Rising investment and fundraising

Nvidia, which has an edge in semiconductors for AI, has also expanded investments in startup cloud companies and AI firms that buy GPUs. Such money loops have long been pointed out, with some arguing they fuel overheated demand and make the underlying situation harder to assess.

Tech giants are continuing to invest in AI data centers while also using debt. Capital expenditure in 2026 by the four US tech giants, including Meta along with the major cloud providers, is expected to reach as much as $725 billion, up 76% from the previous year, nearly 120 trillion yen. In the January-March quarter, the four companies' investing cash flow exceeded operating cash flow from core business.

Large bond issuance is also spreading as a funding method. Meta issued bonds worth tens of billions of dollars in October 2025 and April 2026, while Amazon and Alphabet did so in November 2025. Alphabet is also planning its first yen-denominated bond issuance.

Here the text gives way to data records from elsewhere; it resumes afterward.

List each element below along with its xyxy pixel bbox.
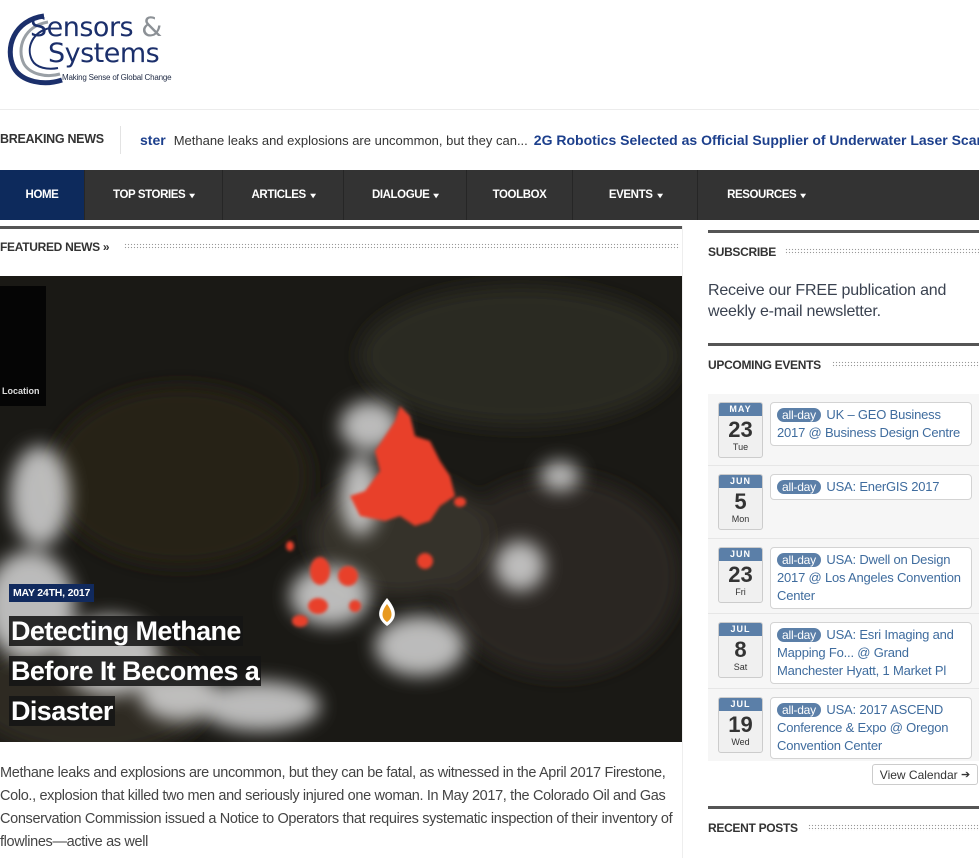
nav-events[interactable]: EVENTS ▾ — [573, 170, 698, 220]
map-location-panel: Location — [0, 286, 46, 406]
event-month: JUL — [719, 623, 762, 636]
event-link[interactable]: all-day USA: Dwell on Design 2017 @ Los … — [770, 547, 972, 609]
subscribe-text[interactable]: Receive our FREE publication and weekly … — [708, 280, 973, 322]
nav-label: RESOURCES — [727, 189, 797, 201]
section-dotted-rule — [785, 248, 979, 255]
featured-news-heading: FEATURED NEWS » — [0, 240, 110, 254]
subscribe-top-bar — [708, 230, 979, 233]
event-day: 8 — [734, 637, 747, 662]
nav-label: TOP STORIES — [113, 189, 186, 201]
logo-text-line2: Systems — [48, 38, 160, 69]
breaking-news-label: BREAKING NEWS — [0, 132, 104, 146]
nav-dialogue[interactable]: DIALOGUE ▾ — [344, 170, 467, 220]
event-item: JUN 5 Mon all-day USA: EnerGIS 2017 — [708, 466, 979, 539]
nav-top-stories[interactable]: TOP STORIES ▾ — [85, 170, 223, 220]
all-day-badge: all-day — [777, 553, 821, 567]
event-day: 23 — [728, 562, 753, 587]
event-weekday: Fri — [735, 587, 746, 597]
ticker-item[interactable]: Methane leaks and explosions are uncommo… — [174, 133, 528, 148]
events-list: MAY 23 Tue all-day UK – GEO Business 201… — [708, 394, 979, 761]
event-date-calendar-icon: JUL 19 Wed — [718, 697, 763, 753]
all-day-badge: all-day — [777, 703, 821, 717]
event-item: JUL 8 Sat all-day USA: Esri Imaging and … — [708, 614, 979, 689]
event-date-calendar-icon: JUL 8 Sat — [718, 622, 763, 678]
event-item: JUL 19 Wed all-day USA: 2017 ASCEND Conf… — [708, 689, 979, 761]
view-calendar-label: View Calendar — [879, 767, 958, 782]
subscribe-heading: SUBSCRIBE — [708, 245, 776, 259]
event-link[interactable]: all-day USA: EnerGIS 2017 — [770, 474, 972, 500]
event-date-calendar-icon: MAY 23 Tue — [718, 402, 763, 458]
title-line: Disaster — [9, 696, 115, 726]
event-item: JUN 23 Fri all-day USA: Dwell on Design … — [708, 539, 979, 614]
view-calendar-button[interactable]: View Calendar ➔ — [872, 764, 978, 785]
nav-articles[interactable]: ARTICLES ▾ — [223, 170, 344, 220]
chevron-down-icon: ▾ — [656, 190, 662, 200]
events-top-bar — [708, 343, 979, 346]
section-dotted-rule — [832, 361, 979, 368]
logo-tagline: Making Sense of Global Change — [62, 73, 172, 82]
event-month: JUN — [719, 475, 762, 488]
all-day-badge: all-day — [777, 480, 821, 494]
all-day-badge: all-day — [777, 628, 821, 642]
news-ticker: ster Methane leaks and explosions are unc… — [140, 132, 979, 148]
recent-posts-heading: RECENT POSTS — [708, 821, 798, 835]
event-title: USA: EnerGIS 2017 — [826, 479, 940, 494]
post-date-badge: MAY 24TH, 2017 — [9, 584, 95, 602]
featured-top-bar — [0, 226, 682, 229]
featured-post-title[interactable]: Detecting Methane Before It Becomes a Di… — [9, 611, 309, 731]
arrow-right-icon: ➔ — [960, 769, 971, 781]
breaking-news-bar: BREAKING NEWS ster Methane leaks and expl… — [0, 118, 979, 162]
section-dotted-rule — [124, 243, 680, 250]
event-date-calendar-icon: JUN 5 Mon — [718, 474, 763, 530]
nav-home[interactable]: HOME — [0, 170, 85, 220]
chevron-down-icon: ▾ — [433, 190, 439, 200]
chevron-down-icon: ▾ — [310, 190, 316, 200]
nav-label: TOOLBOX — [492, 189, 547, 201]
site-logo[interactable]: Sensors & Systems Making Sense of Global… — [4, 8, 184, 88]
event-link[interactable]: all-day USA: Esri Imaging and Mapping Fo… — [770, 622, 972, 684]
event-item: MAY 23 Tue all-day UK – GEO Business 201… — [708, 394, 979, 466]
column-divider — [682, 226, 683, 858]
section-dotted-rule — [808, 824, 979, 831]
map-location-label: Location — [2, 386, 40, 396]
nav-resources[interactable]: RESOURCES ▾ — [698, 170, 834, 220]
event-month: JUN — [719, 548, 762, 561]
title-line: Detecting Methane — [9, 616, 243, 646]
nav-label: DIALOGUE — [371, 189, 430, 201]
header-divider — [0, 109, 979, 110]
ticker-item[interactable]: 2G Robotics Selected as Official Supplie… — [534, 132, 979, 148]
upcoming-events-heading: UPCOMING EVENTS — [708, 358, 821, 372]
nav-label: HOME — [25, 189, 59, 201]
event-day: 23 — [728, 417, 753, 442]
recent-posts-top-bar — [708, 806, 979, 809]
event-day: 5 — [734, 489, 747, 514]
chevron-down-icon: ▾ — [189, 190, 195, 200]
title-line: Before It Becomes a — [9, 656, 262, 686]
event-day: 19 — [728, 712, 753, 737]
nav-label: EVENTS — [608, 189, 653, 201]
event-link[interactable]: all-day USA: 2017 ASCEND Conference & Ex… — [770, 697, 972, 759]
event-weekday: Tue — [732, 442, 749, 452]
event-link[interactable]: all-day UK – GEO Business 2017 @ Busines… — [770, 402, 972, 446]
breaking-news-divider — [120, 126, 121, 154]
featured-excerpt: Methane leaks and explosions are uncommo… — [0, 765, 673, 850]
nav-label: ARTICLES — [251, 189, 307, 201]
event-month: MAY — [719, 403, 762, 416]
ticker-item[interactable]: ster — [140, 132, 166, 148]
main-nav: HOME TOP STORIES ▾ ARTICLES ▾ DIALOGUE ▾ TO… — [0, 170, 979, 220]
chevron-down-icon: ▾ — [800, 190, 806, 200]
event-weekday: Sat — [733, 662, 748, 672]
nav-toolbox[interactable]: TOOLBOX — [467, 170, 573, 220]
event-weekday: Mon — [731, 514, 750, 524]
event-month: JUL — [719, 698, 762, 711]
event-weekday: Wed — [731, 737, 750, 747]
event-date-calendar-icon: JUN 23 Fri — [718, 547, 763, 603]
all-day-badge: all-day — [777, 408, 821, 422]
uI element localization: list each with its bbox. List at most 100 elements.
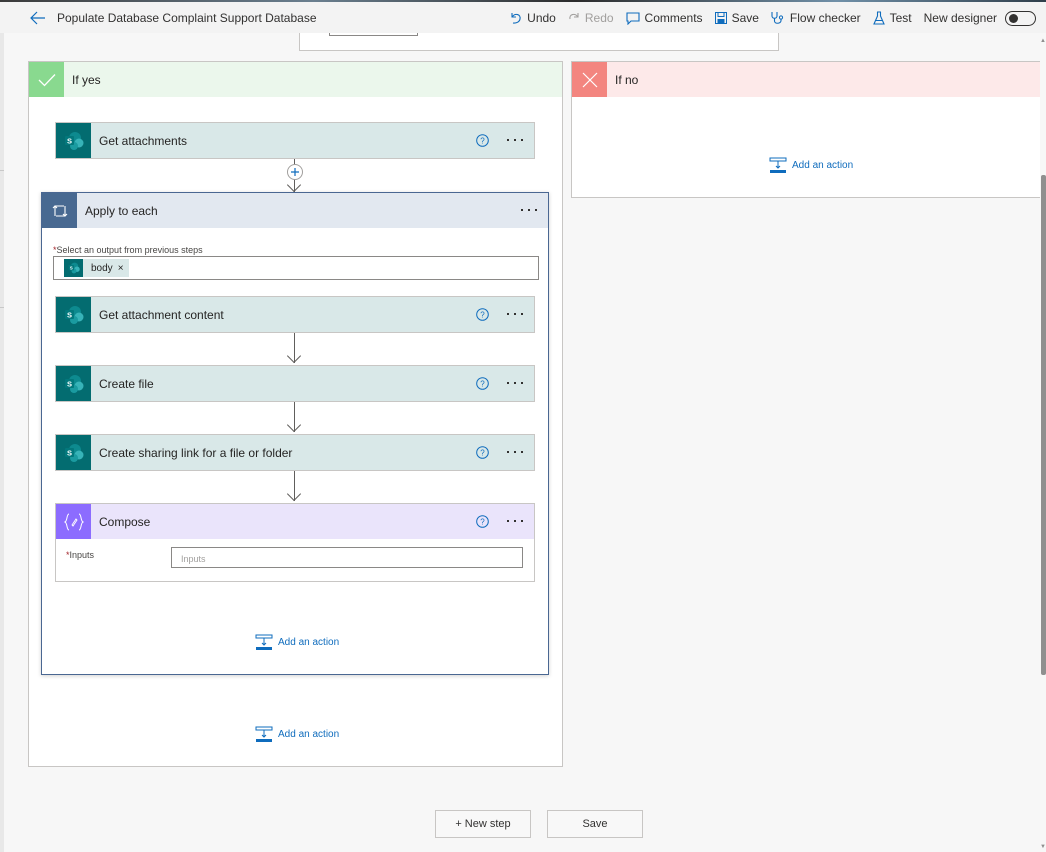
action-card-get-attachment-content[interactable]: S Get attachment content ? — [55, 296, 535, 333]
plus-icon — [291, 168, 299, 176]
save-icon — [714, 12, 727, 24]
help-icon[interactable]: ? — [476, 515, 489, 528]
more-options-icon[interactable] — [505, 514, 525, 528]
redo-label: Redo — [584, 11, 614, 25]
svg-text:S: S — [66, 310, 71, 319]
select-output-field[interactable]: S body × — [53, 256, 539, 280]
test-button[interactable]: Test — [872, 11, 912, 25]
sharepoint-icon: S — [56, 297, 91, 332]
dynamic-content-token[interactable]: S body × — [64, 259, 129, 277]
new-designer-toggle-group: New designer — [923, 10, 1036, 26]
remove-token-icon[interactable]: × — [118, 263, 124, 274]
help-icon[interactable]: ? — [476, 308, 489, 321]
help-icon[interactable]: ? — [476, 446, 489, 459]
inputs-field[interactable]: Inputs — [171, 547, 523, 568]
branch-if-no-label: If no — [615, 72, 639, 87]
close-icon — [572, 62, 607, 97]
checkmark-icon — [29, 62, 64, 97]
branch-if-no-header[interactable]: If no — [572, 62, 1046, 97]
undo-button[interactable]: Undo — [510, 11, 556, 25]
sharepoint-icon: S — [56, 366, 91, 401]
action-card-create-sharing-link[interactable]: S Create sharing link for a file or fold… — [55, 434, 535, 471]
action-card-header[interactable]: S Get attachment content ? — [56, 297, 534, 332]
apply-to-each-title: Apply to each — [85, 203, 158, 218]
save-button[interactable]: Save — [547, 810, 643, 838]
action-card-header[interactable]: S Create file ? — [56, 366, 534, 401]
more-options-icon[interactable] — [505, 133, 525, 147]
token-label: body — [91, 262, 113, 274]
redo-button[interactable]: Redo — [568, 11, 614, 25]
divider — [0, 307, 4, 308]
svg-text:?: ? — [480, 311, 485, 320]
action-title: Create sharing link for a file or folder — [99, 445, 293, 460]
action-card-header[interactable]: S Create sharing link for a file or fold… — [56, 435, 534, 470]
action-card-header[interactable]: S Get attachments ? — [56, 123, 534, 158]
svg-text:?: ? — [480, 137, 485, 146]
action-title: Get attachment content — [99, 307, 224, 322]
insert-step-button[interactable] — [287, 164, 303, 180]
help-icon[interactable]: ? — [476, 134, 489, 147]
branch-if-yes-header[interactable]: If yes — [29, 62, 562, 97]
add-action-in-loop[interactable]: Add an action — [255, 634, 339, 651]
flask-icon — [872, 11, 885, 25]
flow-checker-button[interactable]: Flow checker — [771, 11, 861, 25]
svg-text:S: S — [66, 136, 71, 145]
branch-if-no: If no — [571, 61, 1046, 198]
vertical-scrollbar[interactable]: ▲ ▼ — [1040, 33, 1046, 852]
previous-step-field — [329, 33, 418, 36]
add-action-label: Add an action — [278, 637, 340, 648]
test-label: Test — [889, 11, 912, 25]
apply-to-each-header[interactable]: Apply to each — [42, 193, 548, 228]
divider — [0, 170, 4, 171]
svg-text:S: S — [66, 379, 71, 388]
action-card-header[interactable]: Compose ? — [56, 504, 534, 539]
sharepoint-icon: S — [56, 435, 91, 470]
add-action-icon — [255, 726, 273, 742]
svg-text:?: ? — [480, 380, 485, 389]
save-toolbar-label: Save — [731, 11, 759, 25]
sharepoint-icon: S — [56, 123, 91, 158]
comments-label: Comments — [644, 11, 703, 25]
undo-label: Undo — [527, 11, 556, 25]
scrollbar-thumb[interactable] — [1041, 175, 1046, 675]
more-options-icon[interactable] — [505, 307, 525, 321]
action-title: Get attachments — [99, 133, 188, 148]
svg-text:?: ? — [480, 518, 485, 527]
previous-step-card[interactable] — [299, 33, 779, 51]
action-card-get-attachments[interactable]: S Get attachments ? — [55, 122, 535, 159]
flow-title: Populate Database Complaint Support Data… — [57, 11, 317, 25]
add-action-if-no[interactable]: Add an action — [769, 157, 853, 174]
action-card-compose[interactable]: Compose ? *Inputs Inputs — [55, 503, 535, 582]
select-output-label: *Select an output from previous steps — [53, 245, 203, 255]
new-step-button[interactable]: + New step — [435, 810, 531, 838]
help-icon[interactable]: ? — [476, 377, 489, 390]
scroll-up-icon[interactable]: ▲ — [1040, 38, 1046, 44]
add-action-label: Add an action — [278, 729, 340, 740]
new-designer-label: New designer — [923, 11, 997, 25]
inputs-label: *Inputs — [66, 550, 95, 560]
svg-text:S: S — [66, 448, 71, 457]
more-options-icon[interactable] — [505, 376, 525, 390]
action-card-create-file[interactable]: S Create file ? — [55, 365, 535, 402]
more-options-icon[interactable] — [505, 445, 525, 459]
comments-button[interactable]: Comments — [625, 11, 703, 25]
back-button[interactable] — [28, 8, 48, 28]
sharepoint-icon: S — [64, 259, 83, 277]
undo-icon — [511, 13, 521, 24]
stethoscope-icon — [771, 12, 784, 24]
add-action-icon — [769, 157, 787, 173]
command-group: Undo Redo Comments Save Flow checker Tes… — [510, 8, 1036, 28]
add-action-if-yes[interactable]: Add an action — [255, 726, 339, 743]
svg-text:?: ? — [480, 449, 485, 458]
action-title: Compose — [99, 514, 151, 529]
comment-icon — [625, 11, 640, 25]
svg-text:S: S — [69, 265, 72, 270]
more-options-icon[interactable] — [519, 203, 539, 217]
save-toolbar-button[interactable]: Save — [714, 11, 759, 25]
new-designer-toggle[interactable] — [1005, 10, 1036, 26]
add-action-icon — [255, 634, 273, 650]
scroll-down-icon[interactable]: ▼ — [1040, 844, 1046, 850]
compose-icon — [56, 504, 91, 539]
toggle-knob — [1009, 13, 1018, 23]
action-title: Create file — [99, 376, 154, 391]
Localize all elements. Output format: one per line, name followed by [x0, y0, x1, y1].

The method Meta began in 2025 is especially complex. Through a joint venture with U.S. investment firm Blue Owl Capital and others, it is building a new data center worth about $27 billion, which Meta will use by paying rent. Such financial engineering, which secures computing capacity while keeping debt down, is also spreading.

During the 2000 dot-com bubble, investment in telecom equipment and fiber-optic networks swelled, and vendor financing, which involved lending to or investing in suppliers, helped drive excessive investment. US big tech is leading the recent stock rally, but if the circular structure strengthens further, AI investment will be harder to slow. With warnings growing about market overheating, the risks of a reversal in early-stage investment are also likely to rise.